Port Aransas, Texas, 1967, My Chevy Impala with a mighty V8, 283 engine, and no air conditioning, loaded with my longboards, ready for the waves. Note all the smashed bugs on the grill and front of the hood. Texas, in the summer, is a buggy place. The board over the driver’s side is my 9 ft 6-inch “Surfboard Hawaii,” and the other is a 9ft. “Hansen”; is perfect for the surf in Texas. Leashes weren’t around yet, so if you lost your board, it was a long swim.

My first rock band, 1965 “The Dolphins.” I can’t remember who came up with that name, but I wanted to use ” Don’t Hit Your Sister,” but it was vetoed by the other members. Jarry and I stayed with the band, but had different members the following year and a new name, “The Orphans.” We were playing a gig at the Harrington Park Swimming Pool in Plano, Texas. Left to right; Jarry Boy Davis, Warren Whitworth, Ron Miller on drums, Jerry Nelson and me with my cheap Japanese electric guitar.

One of my favorite books in grade school. Most of the kids were into “Fun With Dick and Jane” and that dog of theirs, the one that bit everyone in the neighborhood. I liked a more realistic read, like Mickey Spillane’s crime novels and The Grapes of Wrath. My second-grade teacher, Mrs. Badger, confiscated this book and escorted me to the principal’s office, which resulted in me getting a butt-whooping when I got home.

1968, my late cousin, Wandering Star. Pictured here with his wife, Saphron, and their nice little hippie family. They lived in a tepe in a commune in the Colorado Rockies. True to the Indian traditions required in the commune, they named their children after the first thing Wandering Star saw when he stuck his head out of the tent after the children’s natural holistic birth. Left to right are; Morning Rain, Chattering Squirrel, Sunny Morning, and Two Dogs Screwing.
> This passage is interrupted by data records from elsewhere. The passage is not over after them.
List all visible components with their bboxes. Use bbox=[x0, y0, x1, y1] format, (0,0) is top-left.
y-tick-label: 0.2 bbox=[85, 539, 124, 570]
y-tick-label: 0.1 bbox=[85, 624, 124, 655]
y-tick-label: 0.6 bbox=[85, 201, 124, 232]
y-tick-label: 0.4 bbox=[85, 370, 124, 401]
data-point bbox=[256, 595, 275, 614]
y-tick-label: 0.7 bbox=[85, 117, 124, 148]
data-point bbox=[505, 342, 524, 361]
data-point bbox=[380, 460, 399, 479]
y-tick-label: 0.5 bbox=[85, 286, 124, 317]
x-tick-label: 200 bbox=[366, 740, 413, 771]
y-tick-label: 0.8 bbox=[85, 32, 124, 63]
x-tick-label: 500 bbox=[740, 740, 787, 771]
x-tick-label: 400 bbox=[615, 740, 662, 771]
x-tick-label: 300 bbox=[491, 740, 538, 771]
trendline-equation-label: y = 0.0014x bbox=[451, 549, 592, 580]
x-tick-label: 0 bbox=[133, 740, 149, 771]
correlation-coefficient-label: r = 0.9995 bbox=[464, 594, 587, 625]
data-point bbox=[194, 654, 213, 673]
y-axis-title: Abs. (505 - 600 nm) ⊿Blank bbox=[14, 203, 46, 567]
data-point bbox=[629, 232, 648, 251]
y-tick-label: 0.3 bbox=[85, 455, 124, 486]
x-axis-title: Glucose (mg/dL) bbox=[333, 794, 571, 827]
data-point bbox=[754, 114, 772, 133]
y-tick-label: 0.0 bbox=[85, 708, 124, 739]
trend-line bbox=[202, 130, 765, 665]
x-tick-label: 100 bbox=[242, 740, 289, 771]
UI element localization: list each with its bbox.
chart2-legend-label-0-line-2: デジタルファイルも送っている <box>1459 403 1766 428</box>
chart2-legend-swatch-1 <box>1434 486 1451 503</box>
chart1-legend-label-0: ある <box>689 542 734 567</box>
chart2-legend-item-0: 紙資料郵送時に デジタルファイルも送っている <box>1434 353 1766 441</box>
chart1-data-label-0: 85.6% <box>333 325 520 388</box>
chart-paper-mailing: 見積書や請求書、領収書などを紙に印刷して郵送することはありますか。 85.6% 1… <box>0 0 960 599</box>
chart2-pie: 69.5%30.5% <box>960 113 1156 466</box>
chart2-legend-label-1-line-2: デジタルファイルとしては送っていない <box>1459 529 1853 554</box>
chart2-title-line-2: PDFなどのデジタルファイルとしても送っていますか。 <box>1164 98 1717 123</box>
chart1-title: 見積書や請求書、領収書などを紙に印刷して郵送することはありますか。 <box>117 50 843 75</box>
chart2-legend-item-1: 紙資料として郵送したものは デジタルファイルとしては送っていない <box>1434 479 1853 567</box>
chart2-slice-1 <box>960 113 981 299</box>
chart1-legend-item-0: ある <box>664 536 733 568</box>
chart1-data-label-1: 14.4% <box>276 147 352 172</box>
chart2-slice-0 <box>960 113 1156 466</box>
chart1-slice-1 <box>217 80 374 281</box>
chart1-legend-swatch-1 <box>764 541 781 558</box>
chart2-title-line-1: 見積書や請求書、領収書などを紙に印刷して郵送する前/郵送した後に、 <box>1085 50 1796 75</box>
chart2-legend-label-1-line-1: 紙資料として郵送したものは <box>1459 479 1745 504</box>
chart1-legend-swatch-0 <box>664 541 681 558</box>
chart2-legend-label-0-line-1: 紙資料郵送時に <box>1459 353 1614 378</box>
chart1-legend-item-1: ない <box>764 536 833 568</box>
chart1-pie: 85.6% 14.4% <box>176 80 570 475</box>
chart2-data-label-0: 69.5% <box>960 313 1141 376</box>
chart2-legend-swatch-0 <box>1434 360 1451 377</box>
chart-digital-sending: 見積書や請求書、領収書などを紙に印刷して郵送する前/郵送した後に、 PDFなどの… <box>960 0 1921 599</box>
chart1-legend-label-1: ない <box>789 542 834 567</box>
I heard that later in life, the kids renamed themselves.

Texas International Pop Festival, August 1969, in Lewisville, Texas. Me and my pal, Jarry Boy Davis, are in there somewhere, as well as my wife, MoMo. A crowd of around 200 thousand kids and some adults attended. It was three days of great music, fatal sunburns, LSD freakouts, giant joints passing through the crowd, no food, no water, no sleep, 100-degree temperatures, and no shade. It was worth it; I met Janis Joplin while standing in line to buy a hot dog. This was at night, and this gal asked to cut in line, so being the gentleman that I was, I let her cut in. She turned, introduced herself as Janis with a hearty handshake, and it was then that I knew who she was. She was a fellow Texan, so we briefly talked about the heat. It was the 60s, so you had to be cool and act like it was no big deal, but I about pissed myself. She was a nice gal who had good music later that night and died too soon. This was also the night that Led Zepplin got on stage, and Jimmy Paige declared they would never return to this Hell Hole of a state because of the heat. A few months later, they played a concert in Dallas and had to eat some humble pie. It wasn’t Woodstock, but damn close.